While the effects of psilocybin have receded, it still resonates. I’ve continued to sustain my growth with a daily meditation practice. There’s no knowing the future; particularly in terms of cancer recurring. That fear, formerly palpable, has transformed and eased considerably.
It’s early winter 2019, and I’m sitting across the corner of a fashionable bar restaurant from my daughter, Leda. She lives in California, but she’s in New York on business for one night only. I’m brimming with happiness to be with her.
Not only have I been cancer free for six years, but Leda and Tim have given birth to our granddaughter Juno. I felt so grateful, and yet something was nagging me. I’m a freelance documentary cameraman/filmmaker, and I hadn’t worked consistently in months.
I’ve spent decades building my reputation as a go to creative partner for documentary filmmakers.
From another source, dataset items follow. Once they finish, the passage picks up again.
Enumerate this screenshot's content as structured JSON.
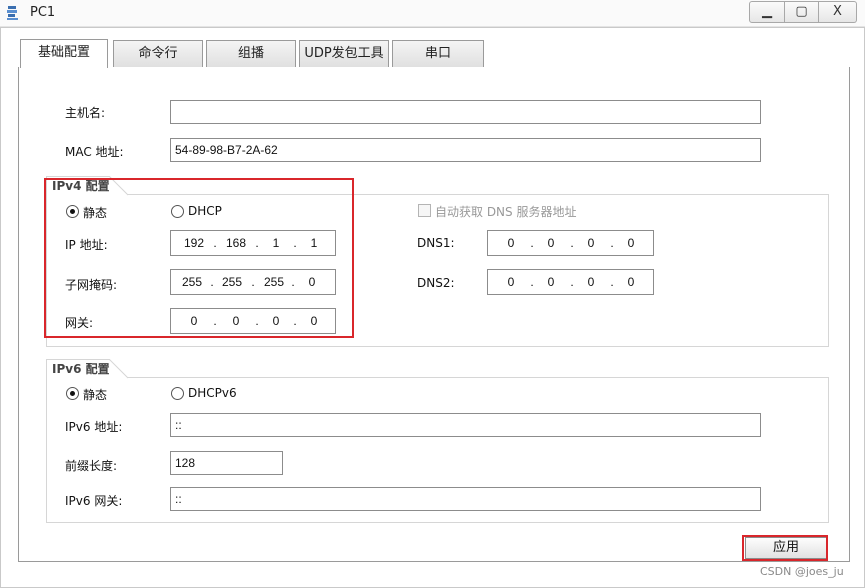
{
  "window": {
    "title": "PC1",
    "minimize_glyph": "▁",
    "maximize_glyph": "▢",
    "close_glyph": "X"
  },
  "tabs": [
    {
      "label": "基础配置",
      "active": true
    },
    {
      "label": "命令行",
      "active": false
    },
    {
      "label": "组播",
      "active": false
    },
    {
      "label": "UDP发包工具",
      "active": false
    },
    {
      "label": "串口",
      "active": false
    }
  ],
  "basic": {
    "hostname_label": "主机名:",
    "hostname_value": "",
    "mac_label": "MAC 地址:",
    "mac_value": "54-89-98-B7-2A-62"
  },
  "ipv4": {
    "group_title": "IPv4 配置",
    "static_label": "静态",
    "dhcp_label": "DHCP",
    "mode": "static",
    "auto_dns_label": "自动获取 DNS 服务器地址",
    "ip_label": "IP 地址:",
    "ip": [
      "192",
      "168",
      "1",
      "1"
    ],
    "mask_label": "子网掩码:",
    "mask": [
      "255",
      "255",
      "255",
      "0"
    ],
    "gateway_label": "网关:",
    "gateway": [
      "0",
      "0",
      "0",
      "0"
    ],
    "dns1_label": "DNS1:",
    "dns1": [
      "0",
      "0",
      "0",
      "0"
    ],
    "dns2_label": "DNS2:",
    "dns2": [
      "0",
      "0",
      "0",
      "0"
    ]
  },
  "ipv6": {
    "group_title": "IPv6 配置",
    "static_label": "静态",
    "dhcp_label": "DHCPv6",
    "mode": "static",
    "addr_label": "IPv6 地址:",
    "addr_value": "::",
    "prefix_label": "前缀长度:",
    "prefix_value": "128",
    "gateway_label": "IPv6 网关:",
    "gateway_value": "::"
  },
  "apply_label": "应用",
  "watermark": "CSDN @joes_ju",
  "colors": {
    "highlight": "#d9262b"
  }
}
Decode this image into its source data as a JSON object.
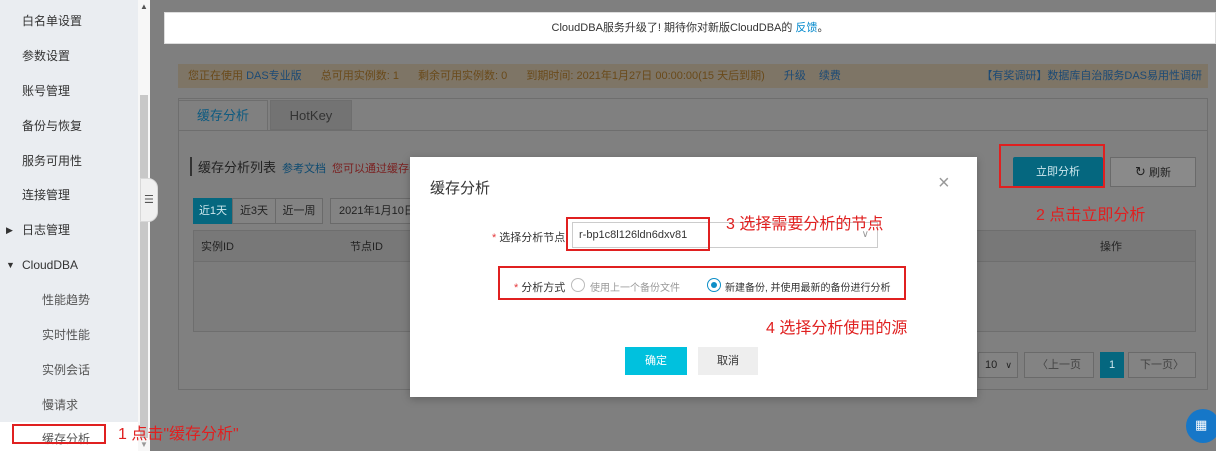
{
  "sidebar": {
    "items": [
      {
        "label": "白名单设置"
      },
      {
        "label": "参数设置"
      },
      {
        "label": "账号管理"
      },
      {
        "label": "备份与恢复"
      },
      {
        "label": "服务可用性"
      },
      {
        "label": "连接管理"
      },
      {
        "label": "日志管理"
      },
      {
        "label": "CloudDBA"
      },
      {
        "label": "性能趋势"
      },
      {
        "label": "实时性能"
      },
      {
        "label": "实例会话"
      },
      {
        "label": "慢请求"
      },
      {
        "label": "缓存分析"
      }
    ]
  },
  "banner": {
    "text": "CloudDBA服务升级了! 期待你对新版CloudDBA的",
    "link": "反馈",
    "suffix": "。"
  },
  "infobar": {
    "using": "您正在使用",
    "edition": "DAS专业版",
    "total": "总可用实例数: 1",
    "remaining": "剩余可用实例数: 0",
    "expire": "到期时间: 2021年1月27日 00:00:00(15 天后到期)",
    "upgrade": "升级",
    "renew": "续费",
    "survey": "【有奖调研】数据库自治服务DAS易用性调研"
  },
  "tabs": [
    {
      "label": "缓存分析"
    },
    {
      "label": "HotKey"
    }
  ],
  "list": {
    "title": "缓存分析列表",
    "doc": "参考文档",
    "warn": "您可以通过缓存分"
  },
  "buttons": {
    "analyze": "立即分析",
    "refresh": "刷新"
  },
  "ranges": [
    {
      "label": "近1天"
    },
    {
      "label": "近3天"
    },
    {
      "label": "近一周"
    }
  ],
  "date": "2021年1月10日",
  "table": {
    "col_instance": "实例ID",
    "col_node": "节点ID",
    "col_action": "操作"
  },
  "pagination": {
    "size": "10",
    "prev": "上一页",
    "page": "1",
    "next": "下一页"
  },
  "modal": {
    "title": "缓存分析",
    "node_label": "选择分析节点",
    "node_value": "r-bp1c8l126ldn6dxv81",
    "method_label": "分析方式",
    "option_prev": "使用上一个备份文件",
    "option_new": "新建备份, 并使用最新的备份进行分析",
    "ok": "确定",
    "cancel": "取消"
  },
  "annotations": {
    "step1": "1 点击\"缓存分析\"",
    "step2": "2 点击立即分析",
    "step3": "3 选择需要分析的节点",
    "step4": "4 选择分析使用的源"
  }
}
I’d built my identity around my professional reputation, but my phone simply wasn’t ringing with offers of work. Leda had been hearing my fears about being forgotten professionally for weeks. I felt confronted with a situation I didn’t ask for. With startling, gentle clarity she asked me, “How does it feel to be in semi-retirement?”
At first, I wasn’t sure how I felt or how to answer her.
Then, when I examined what was actually happening in my professional life, I recognized that an independent documentary I was directing and producing in my personal time was waiting to be finished. I’d been using my paying jobs to steer me away from something far more creative and far more challenging than anything I’d ever taken on before. Facing this reality, I feel alternately excited and daunted. I’m moving into uncharted waters, calling on drive and talent from within that doesn’t involve others calling on me, but rather me rallying others. This is a whole new territory for me.
Another obstacle to face and overcome. Don’t mistake me; cancer is nothing like being unsure you want to get married or have kids, the profound questions raised by its diagnosis bear no resemblance to contemplating how to spend your time when you decide to retire. Still, it’s taken my whole life to realize this: It’s the obstacles, the resistances to ‘what’s so’ – and how I choose to encounter them – that have shaped who I am. What else is there to live for?